Give Me Liberty, Kirill Mikhanovsky

Cette liberté, réclamée dans le titre, habite également les choix formels utilisés par Kirill Mikhanosky pour raconter, à travers des bribes de récit, sa propre histoire, celle d’un jeune immigré russe dont Vic est l’avatar resplendissant de jeunesse et de vitalité. Caméra à l’épaule, le cinéaste construit une esthétique du chaos jouant sur la brutalité de l’image, comme support et moyen de la violence. Il retranscrit ainsi parfaitement l’effervescence de ces communautés fédérées par une même précarité, mais unies par une même allégresse (autour de chants folkloriques ou urbains, de beuveries). D’ailleurs, lors d’une séquence d’émeute anxiogène de la communauté noire face à l’arrestation arbitraire d’adolescents noirs, Mikhanosky déconstruit la matérialité, image, par le biais du noir et blanc, pour tendre vers une tragique abstraction harmonisant les corps dans un même mouvement et une même souffrance.

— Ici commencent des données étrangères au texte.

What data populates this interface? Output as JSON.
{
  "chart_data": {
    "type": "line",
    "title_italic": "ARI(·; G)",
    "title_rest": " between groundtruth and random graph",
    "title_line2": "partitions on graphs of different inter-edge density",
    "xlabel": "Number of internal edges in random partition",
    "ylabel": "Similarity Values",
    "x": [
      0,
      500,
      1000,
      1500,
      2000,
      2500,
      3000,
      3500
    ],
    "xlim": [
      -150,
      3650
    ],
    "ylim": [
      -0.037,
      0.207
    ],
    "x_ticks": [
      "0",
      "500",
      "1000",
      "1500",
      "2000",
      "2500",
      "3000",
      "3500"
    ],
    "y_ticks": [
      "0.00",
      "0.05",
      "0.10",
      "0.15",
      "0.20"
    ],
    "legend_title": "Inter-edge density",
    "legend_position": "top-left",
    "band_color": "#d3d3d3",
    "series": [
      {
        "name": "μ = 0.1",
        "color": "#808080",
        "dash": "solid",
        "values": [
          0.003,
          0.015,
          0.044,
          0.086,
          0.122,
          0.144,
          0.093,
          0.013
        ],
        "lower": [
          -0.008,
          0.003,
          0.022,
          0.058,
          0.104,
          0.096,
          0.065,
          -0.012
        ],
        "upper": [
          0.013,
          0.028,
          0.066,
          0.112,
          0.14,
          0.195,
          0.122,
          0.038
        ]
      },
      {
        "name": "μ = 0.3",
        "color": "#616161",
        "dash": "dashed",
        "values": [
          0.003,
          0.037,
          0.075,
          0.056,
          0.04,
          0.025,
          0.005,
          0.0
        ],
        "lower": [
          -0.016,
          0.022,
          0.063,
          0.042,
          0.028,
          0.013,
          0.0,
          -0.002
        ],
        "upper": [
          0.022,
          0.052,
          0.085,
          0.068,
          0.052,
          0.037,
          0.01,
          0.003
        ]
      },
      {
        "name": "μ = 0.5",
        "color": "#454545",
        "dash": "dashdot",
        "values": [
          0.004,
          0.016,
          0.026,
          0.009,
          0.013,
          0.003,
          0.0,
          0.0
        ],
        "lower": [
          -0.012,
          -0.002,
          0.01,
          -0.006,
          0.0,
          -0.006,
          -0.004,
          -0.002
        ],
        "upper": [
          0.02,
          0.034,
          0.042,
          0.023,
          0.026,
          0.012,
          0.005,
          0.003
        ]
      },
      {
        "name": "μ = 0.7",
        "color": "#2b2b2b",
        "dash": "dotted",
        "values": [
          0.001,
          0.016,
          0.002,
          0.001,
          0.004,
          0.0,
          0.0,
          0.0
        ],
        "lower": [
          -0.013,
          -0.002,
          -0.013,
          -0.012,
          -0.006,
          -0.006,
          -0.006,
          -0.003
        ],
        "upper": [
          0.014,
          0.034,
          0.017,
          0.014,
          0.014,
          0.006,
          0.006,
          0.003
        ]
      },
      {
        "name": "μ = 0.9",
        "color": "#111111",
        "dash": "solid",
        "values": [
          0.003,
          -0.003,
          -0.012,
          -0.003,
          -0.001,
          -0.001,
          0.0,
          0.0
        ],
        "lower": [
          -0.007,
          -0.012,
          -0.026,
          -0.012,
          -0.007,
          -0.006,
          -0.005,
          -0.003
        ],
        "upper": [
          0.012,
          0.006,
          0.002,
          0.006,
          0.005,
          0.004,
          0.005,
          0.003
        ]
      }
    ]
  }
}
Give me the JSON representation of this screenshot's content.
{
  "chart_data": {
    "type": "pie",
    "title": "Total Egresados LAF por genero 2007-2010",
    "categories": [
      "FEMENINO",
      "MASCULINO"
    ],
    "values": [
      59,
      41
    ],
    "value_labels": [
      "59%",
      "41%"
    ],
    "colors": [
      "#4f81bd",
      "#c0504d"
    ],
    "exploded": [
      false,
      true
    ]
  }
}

Give Me Liberty, Kirill Mikhanovsky

Enfin, Give Me Liberty séduit par cette volonté, trop rare, de bâtir un cinéma faisant fi d’une efficience scénaristique, à l’instar de l’intrus magnifique qu’est le personnage de Dima (Maxim Stoyanov), arnaqueur sans véritable but annoncé neutralisé par un coup de foudre à la moitié de l’œuvre. Kirill Mikhanosky propose une vision de la liberté, habituellement cantonnée – et maintes fois affadie – à un retour à la nature, ancrée dans une réalité concrète et menaçante. Il trace, dans le cinéma américain (avec le pourtant dissemblable Sorry to Bother You de Boots Riley sorti également en 2019), la voie d’un lyrisme désabusé qui révèle le maintien d’un rêve américain humaniste au sein d’une Amérique bringuebalante et bricolée.